Au CRTC de trancher sur la valeur culturelle de la porno sur Internet

Des experts fédéraux devront déterminer si la pornographie sur Internet fait assez partie de la « culture canadienne » pour être assujettie à la nouvelle loi sur la radiodiffusion, principalement conçue pour les sites tels Netflix et YouTube.

En forçant les diffuseurs en ligne à contribuer à la culture canadienne par son projet de loi sur la radiodiffusion, Ottawa pourrait-il se trouver à exiger des sites pornographiques qu’ils mettent en valeur des orgasmes canadiens ? Ce sera au ​Conseil de la radiodiffusion et des télécommunications canadiennes (CRTC) de trancher, dit le bureau du ministre du Patrimoine, Pablo Rodriguez, qui doute toutefois de la valeur culturelle de ce type de productions.

« Le projet de loi précise que le CRTC doit éviter d’imposer des obligations qui ne contribueront pas de façon importante à notre culture.
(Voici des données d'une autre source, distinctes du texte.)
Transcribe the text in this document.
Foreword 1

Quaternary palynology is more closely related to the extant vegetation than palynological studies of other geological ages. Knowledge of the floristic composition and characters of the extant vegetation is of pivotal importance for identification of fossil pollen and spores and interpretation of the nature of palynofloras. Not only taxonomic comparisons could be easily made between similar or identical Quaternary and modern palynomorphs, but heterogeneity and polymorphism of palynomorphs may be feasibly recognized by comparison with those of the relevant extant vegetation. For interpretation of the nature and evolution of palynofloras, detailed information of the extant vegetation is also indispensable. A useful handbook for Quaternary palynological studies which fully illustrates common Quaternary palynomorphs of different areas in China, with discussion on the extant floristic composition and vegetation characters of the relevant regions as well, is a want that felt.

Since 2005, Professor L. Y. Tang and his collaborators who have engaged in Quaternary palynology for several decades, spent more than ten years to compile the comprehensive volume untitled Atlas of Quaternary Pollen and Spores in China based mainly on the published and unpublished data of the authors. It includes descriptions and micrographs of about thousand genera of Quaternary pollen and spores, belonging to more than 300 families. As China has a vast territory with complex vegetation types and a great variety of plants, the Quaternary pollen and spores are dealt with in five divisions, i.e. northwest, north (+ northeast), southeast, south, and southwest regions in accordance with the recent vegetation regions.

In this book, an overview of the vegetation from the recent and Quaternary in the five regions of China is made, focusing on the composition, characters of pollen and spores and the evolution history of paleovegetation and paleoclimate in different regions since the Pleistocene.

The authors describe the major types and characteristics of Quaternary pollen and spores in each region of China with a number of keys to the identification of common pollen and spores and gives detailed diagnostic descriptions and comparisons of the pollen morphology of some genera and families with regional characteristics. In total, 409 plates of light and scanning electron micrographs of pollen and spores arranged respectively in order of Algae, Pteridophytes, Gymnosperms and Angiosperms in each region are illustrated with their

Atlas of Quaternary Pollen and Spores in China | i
Le contenu pornographique n’est pas considéré comme significatif pour la culture canadienne », a indiqué au Devoir l’attachée de presse du ministre, Laura Scaffidi.

Pablo Rodriguez a déposé en février dernier la dernière version du projet de son gouvernement d’assujettir les diffuseurs en ligne aux mêmes règles que les télédiffuseurs traditionnels, comme les entreprises de câblodistribution. Il est conçu pour imposer des « conditions de service » aux sites qui offrent des « émissions commerciales », c’est-à-dire les productions professionnelles qui apparaissent sur plusieurs plateformes, comme la musique, les séries télévisées ou les films.

Le texte exclut spécifiquement tout contenu mis en ligne par les internautes eux-mêmes. Il ne précise toutefois aucune exception pour des genres de films en particulier. S’il est adopté, les entreprises en ligne seront forcées à « clairement mettre en valeur et à recommander la programmation canadienne ».

Un monde transformé

« Internet a complètement transformé la façon dont nous produisons et consommons nos produits culturels, a-t-il déclaré devant le Parlement. Nous devons nous assurer que les services de diffusion en continu contribuent à la force et à la vitalité du secteur culturel canadien. »

Or, l’Internet a aussi changé la façon dont est consommée la pornographie. À la télévision traditionnelle, les chaînes spécialisées en divertissement pour adulte sont soumises à des conditions de licence, comme une obligation de diffuser une certaine proportion de programmation canadienne.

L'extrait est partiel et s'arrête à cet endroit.